HH: I started reading Grit by Angela Duckworth to see if grit can be taught to our kids. But I have been getting so much more out of this book for myself! I quit my job two years ago to pursue this dream of writing a novel and becoming an author. And I wasn’t prepared for the emotional roller coaster of the life of an aspiring author. I can feel great one day and think I wrote something fantastic, and then turn around and feel like I’m writing Dick and Jane sentences that really suck. It’s been amazing to witness myself becoming this insecure person who feels all these major highs and lows of being a writer.

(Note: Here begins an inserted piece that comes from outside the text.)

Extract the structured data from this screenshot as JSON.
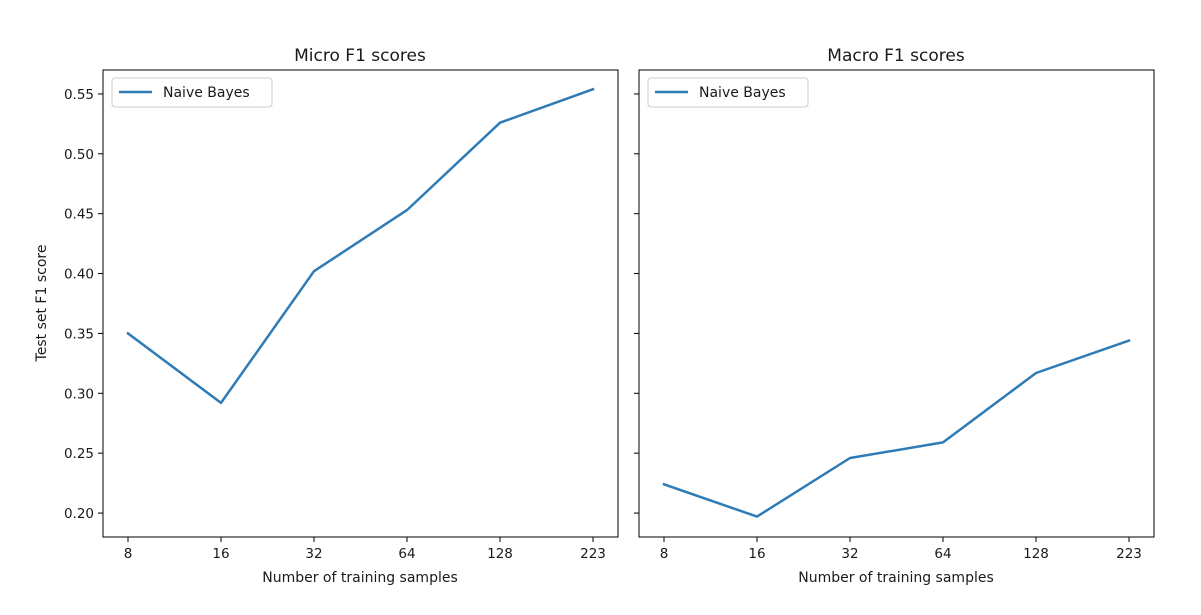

I’m not a very descriptive writer. My background is in journalism so I am much better at writing very direct, informative sentences. But the examples given in this book say that you don’t have to start out being the greatest writer you know. The mediocre writer who spends his days learning and growing and becoming better—and never giving up!—will eventually become a more successful writer than the naturally gifted, brilliant writer who doesn’t work on his craft and stagnates or gives up. That’s what I’m trying to do: write as much as I can, learn something new every day, and not give up. It’s exciting to see how much my writing has grown in just two years. When I started two years ago, I didn’t know what POV was, I didn’t know what a story arc was, I didn’t know more things about writing a story than I knew. But I know all these things now! And I’m learning something new every day. Years ago, when I read award-winning books, I used to think, “I could never write like this.” But now, I read award-winning books, and I think, “I can write this someday! Maybe not today, but some day in the future, I can write something that can win an award.” It doesn’t feel so far out of my grasp anymore. It’s an exciting feeling.
One particular thing that I just read in the book is this Japanese saying: “Fall seven, rise eight.” That means no matter how many times you fail, you just have to try one more time after that. That’s definitely a doable goal, right?
WW: What advice would you give to people thinking about participating in next year's Games?
HH: DO IT! It’s free, and you will receive the best feedback on your stories that will help you to become a better writer. And the prompts for Writer’s Games are specific enough to direct your story but not so narrow that you can’t be creative and write the type of story that you want to write. The generous word length also helps to push your storytelling to new heights! I highly recommend this competition for anyone who wants to develop the discipline of writing every weekend and wants to grow as a writer.
It is the policy of The Writer's Workout to publish interview responses as received.